A novel method to enhance oil recovery using capsule polymers has been proposed, allowing the polymers to possess advantages such as easy injectability, shear resistance, controlled release in formations, and low adsorption retention. This method realizes the conceptual shift of polymer flooding from ground dissolution thickening to deep reservoir thickening.
The capsule polymer is a rigid and stable particle at room temperature. When subjected to the reservoir temperature, the capsules release the polymer in response to thermal stimulation. The higher the temperature, the faster the polymer is released. The flow characteristics of capsule polymers exhibit time-varying behavior. The viscosity of the non-thickened capsule polymer solution is comparable to that of water, resulting in low injection pressure, while the viscosity and elasticity of the thickened capsule polymer solution increase simultaneously, effectively suppressing viscous fingering and expanding the sweep efficiency.
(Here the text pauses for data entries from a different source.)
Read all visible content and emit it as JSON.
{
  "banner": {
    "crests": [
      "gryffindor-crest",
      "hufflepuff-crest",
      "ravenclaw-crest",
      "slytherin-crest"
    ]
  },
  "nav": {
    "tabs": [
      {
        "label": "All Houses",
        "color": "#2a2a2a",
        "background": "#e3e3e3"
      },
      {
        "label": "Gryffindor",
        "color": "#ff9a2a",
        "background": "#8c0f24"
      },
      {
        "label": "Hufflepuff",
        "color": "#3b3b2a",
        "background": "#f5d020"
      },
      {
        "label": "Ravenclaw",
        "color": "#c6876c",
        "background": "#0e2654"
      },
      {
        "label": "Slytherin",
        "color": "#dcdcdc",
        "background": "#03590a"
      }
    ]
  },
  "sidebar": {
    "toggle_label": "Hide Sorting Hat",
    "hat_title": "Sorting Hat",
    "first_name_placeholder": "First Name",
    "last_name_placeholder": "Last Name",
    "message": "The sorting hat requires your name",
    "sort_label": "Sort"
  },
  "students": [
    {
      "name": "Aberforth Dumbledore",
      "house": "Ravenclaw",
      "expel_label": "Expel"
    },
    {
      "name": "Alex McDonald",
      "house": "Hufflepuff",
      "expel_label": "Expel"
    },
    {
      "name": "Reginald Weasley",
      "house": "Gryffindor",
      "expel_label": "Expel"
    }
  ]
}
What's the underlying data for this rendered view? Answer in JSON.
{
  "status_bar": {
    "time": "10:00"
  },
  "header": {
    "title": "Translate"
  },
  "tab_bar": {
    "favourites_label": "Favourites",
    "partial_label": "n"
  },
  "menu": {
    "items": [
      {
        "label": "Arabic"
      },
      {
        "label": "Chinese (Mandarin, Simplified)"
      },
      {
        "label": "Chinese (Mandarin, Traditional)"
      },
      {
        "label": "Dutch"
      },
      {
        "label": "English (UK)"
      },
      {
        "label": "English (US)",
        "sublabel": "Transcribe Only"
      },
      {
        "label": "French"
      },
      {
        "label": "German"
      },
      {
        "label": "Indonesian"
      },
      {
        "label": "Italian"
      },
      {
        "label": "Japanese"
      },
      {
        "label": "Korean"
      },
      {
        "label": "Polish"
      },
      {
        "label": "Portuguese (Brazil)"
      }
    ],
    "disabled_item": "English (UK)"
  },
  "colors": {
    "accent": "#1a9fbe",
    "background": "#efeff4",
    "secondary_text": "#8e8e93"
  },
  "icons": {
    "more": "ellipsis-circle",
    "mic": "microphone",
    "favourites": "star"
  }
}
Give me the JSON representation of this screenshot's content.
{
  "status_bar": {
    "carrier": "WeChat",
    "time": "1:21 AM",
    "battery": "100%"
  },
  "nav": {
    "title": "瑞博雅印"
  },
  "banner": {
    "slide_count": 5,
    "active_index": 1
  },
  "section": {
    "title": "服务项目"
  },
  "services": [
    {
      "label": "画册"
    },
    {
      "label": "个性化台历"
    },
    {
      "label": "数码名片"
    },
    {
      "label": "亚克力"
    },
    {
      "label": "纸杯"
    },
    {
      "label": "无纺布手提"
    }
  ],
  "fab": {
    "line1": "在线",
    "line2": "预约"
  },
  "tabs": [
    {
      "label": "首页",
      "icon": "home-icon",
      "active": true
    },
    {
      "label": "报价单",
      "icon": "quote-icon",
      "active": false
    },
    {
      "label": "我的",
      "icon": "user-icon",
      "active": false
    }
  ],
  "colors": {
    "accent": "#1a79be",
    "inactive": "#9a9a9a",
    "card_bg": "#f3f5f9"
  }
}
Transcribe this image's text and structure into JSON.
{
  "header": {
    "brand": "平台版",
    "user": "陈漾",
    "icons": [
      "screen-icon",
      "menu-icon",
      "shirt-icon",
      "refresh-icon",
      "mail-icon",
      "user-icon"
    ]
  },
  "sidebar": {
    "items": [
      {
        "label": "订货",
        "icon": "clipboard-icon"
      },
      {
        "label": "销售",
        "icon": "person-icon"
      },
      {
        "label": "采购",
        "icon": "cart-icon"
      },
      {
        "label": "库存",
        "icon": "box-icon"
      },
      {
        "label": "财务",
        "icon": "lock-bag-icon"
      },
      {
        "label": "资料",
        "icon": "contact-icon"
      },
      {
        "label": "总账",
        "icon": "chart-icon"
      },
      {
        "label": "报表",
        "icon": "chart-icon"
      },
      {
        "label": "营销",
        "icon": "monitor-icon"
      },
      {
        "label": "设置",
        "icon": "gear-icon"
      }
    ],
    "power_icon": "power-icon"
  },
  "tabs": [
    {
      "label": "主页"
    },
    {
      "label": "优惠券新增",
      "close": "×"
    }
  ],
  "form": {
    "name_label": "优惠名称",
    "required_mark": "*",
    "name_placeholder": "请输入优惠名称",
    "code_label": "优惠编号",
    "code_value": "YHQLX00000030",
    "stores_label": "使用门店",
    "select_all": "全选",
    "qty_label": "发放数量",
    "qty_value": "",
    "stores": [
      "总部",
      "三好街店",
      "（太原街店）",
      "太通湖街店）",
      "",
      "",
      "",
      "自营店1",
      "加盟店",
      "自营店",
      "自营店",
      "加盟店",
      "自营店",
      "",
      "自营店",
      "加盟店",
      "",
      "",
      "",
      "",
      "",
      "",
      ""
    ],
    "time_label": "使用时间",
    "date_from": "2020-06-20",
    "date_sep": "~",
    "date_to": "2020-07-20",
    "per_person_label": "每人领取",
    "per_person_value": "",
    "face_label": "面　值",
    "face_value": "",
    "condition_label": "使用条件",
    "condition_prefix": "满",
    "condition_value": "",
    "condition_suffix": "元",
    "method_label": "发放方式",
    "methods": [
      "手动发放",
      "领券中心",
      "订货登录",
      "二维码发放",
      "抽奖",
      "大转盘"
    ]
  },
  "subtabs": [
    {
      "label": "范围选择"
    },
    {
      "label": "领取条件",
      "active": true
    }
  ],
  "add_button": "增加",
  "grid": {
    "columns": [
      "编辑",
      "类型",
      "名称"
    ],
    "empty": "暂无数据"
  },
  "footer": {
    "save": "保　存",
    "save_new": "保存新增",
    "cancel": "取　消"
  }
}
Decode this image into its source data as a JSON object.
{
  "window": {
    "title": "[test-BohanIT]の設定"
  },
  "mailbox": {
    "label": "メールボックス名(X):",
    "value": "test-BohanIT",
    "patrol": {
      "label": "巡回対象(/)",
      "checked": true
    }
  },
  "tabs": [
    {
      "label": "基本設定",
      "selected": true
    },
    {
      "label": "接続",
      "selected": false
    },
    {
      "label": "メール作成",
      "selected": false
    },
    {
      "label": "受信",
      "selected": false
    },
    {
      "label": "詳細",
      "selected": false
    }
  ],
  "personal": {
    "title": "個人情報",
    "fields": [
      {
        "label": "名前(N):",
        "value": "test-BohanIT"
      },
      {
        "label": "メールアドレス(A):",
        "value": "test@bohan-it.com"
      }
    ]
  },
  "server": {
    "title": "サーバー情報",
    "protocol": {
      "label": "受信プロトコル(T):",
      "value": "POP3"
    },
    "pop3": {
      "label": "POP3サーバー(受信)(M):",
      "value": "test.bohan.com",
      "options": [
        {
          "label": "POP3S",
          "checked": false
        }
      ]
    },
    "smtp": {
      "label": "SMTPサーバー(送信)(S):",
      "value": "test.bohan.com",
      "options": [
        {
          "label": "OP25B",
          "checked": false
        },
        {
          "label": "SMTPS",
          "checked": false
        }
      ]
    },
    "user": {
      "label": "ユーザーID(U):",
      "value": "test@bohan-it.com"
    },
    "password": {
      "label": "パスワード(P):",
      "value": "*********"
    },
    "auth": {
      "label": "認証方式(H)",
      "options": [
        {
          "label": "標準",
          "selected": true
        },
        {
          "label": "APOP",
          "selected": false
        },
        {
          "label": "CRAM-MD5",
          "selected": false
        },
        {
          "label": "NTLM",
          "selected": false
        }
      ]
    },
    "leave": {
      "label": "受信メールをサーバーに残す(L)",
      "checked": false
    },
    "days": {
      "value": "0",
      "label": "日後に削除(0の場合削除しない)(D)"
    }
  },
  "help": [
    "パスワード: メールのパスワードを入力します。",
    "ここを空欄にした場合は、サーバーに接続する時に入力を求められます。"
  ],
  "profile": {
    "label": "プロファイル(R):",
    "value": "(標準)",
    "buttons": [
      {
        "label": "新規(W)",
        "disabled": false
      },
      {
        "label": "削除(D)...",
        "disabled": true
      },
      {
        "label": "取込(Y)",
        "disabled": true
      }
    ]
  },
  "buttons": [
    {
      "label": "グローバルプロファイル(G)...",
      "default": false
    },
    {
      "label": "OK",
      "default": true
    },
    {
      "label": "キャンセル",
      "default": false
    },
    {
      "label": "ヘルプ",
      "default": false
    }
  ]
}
Capsule polymer flooding achieves more sustained mobility regulation through the delayed release of polymers. During the field application of capsule polymer flooding, it is essential to optimize parameters such as particle size, shear resistance, and release time of the capsule polymers based on the reservoir geological conditions and injection-production parameters. This ensures a targeted thickening effect of the displacing fluid in the deep reservoir, subsequently improving oil recovery significantly.

Nomenclature

a, b—fitting undetermined coefficients for the experiment, dimensionless;
Ccp—mass fraction of unthickened polymer capsule, %;
Cp—mass fraction of polymer after fully thickening, %;
Cs—salinity, mg/L;
Csmin—reference minimum salinity, mg/L;
Ea—activation energy, J/mol;
fw,i—molar fraction of component i-th in the aqueous phase, dimensionless;
i—component serial number;
m—fitting undetermined coefficient for the experiment, dimensionless;
n—reaction order, dimensionless;
nwc—number of components in the aqueous phase;
rc—reaction rate constant, d−1;
R—universal gas constant, J/(mol·K);
rp—reaction rate, d−1;
So—oil saturation, %;
T—temperature, K;
Tmax—maximum reference temperature, K;
Tmin—minimum reference temperature, K;
t1/2—the half-life of viscosity enhancement of the capsule polymer, d;
X, Y—horizontal and vertical coordinates, mm;
μw—viscosity of the aqueous phase, mPa·s;
μw,i—viscosity of the i-th component in the aqueous phase, mPa·s.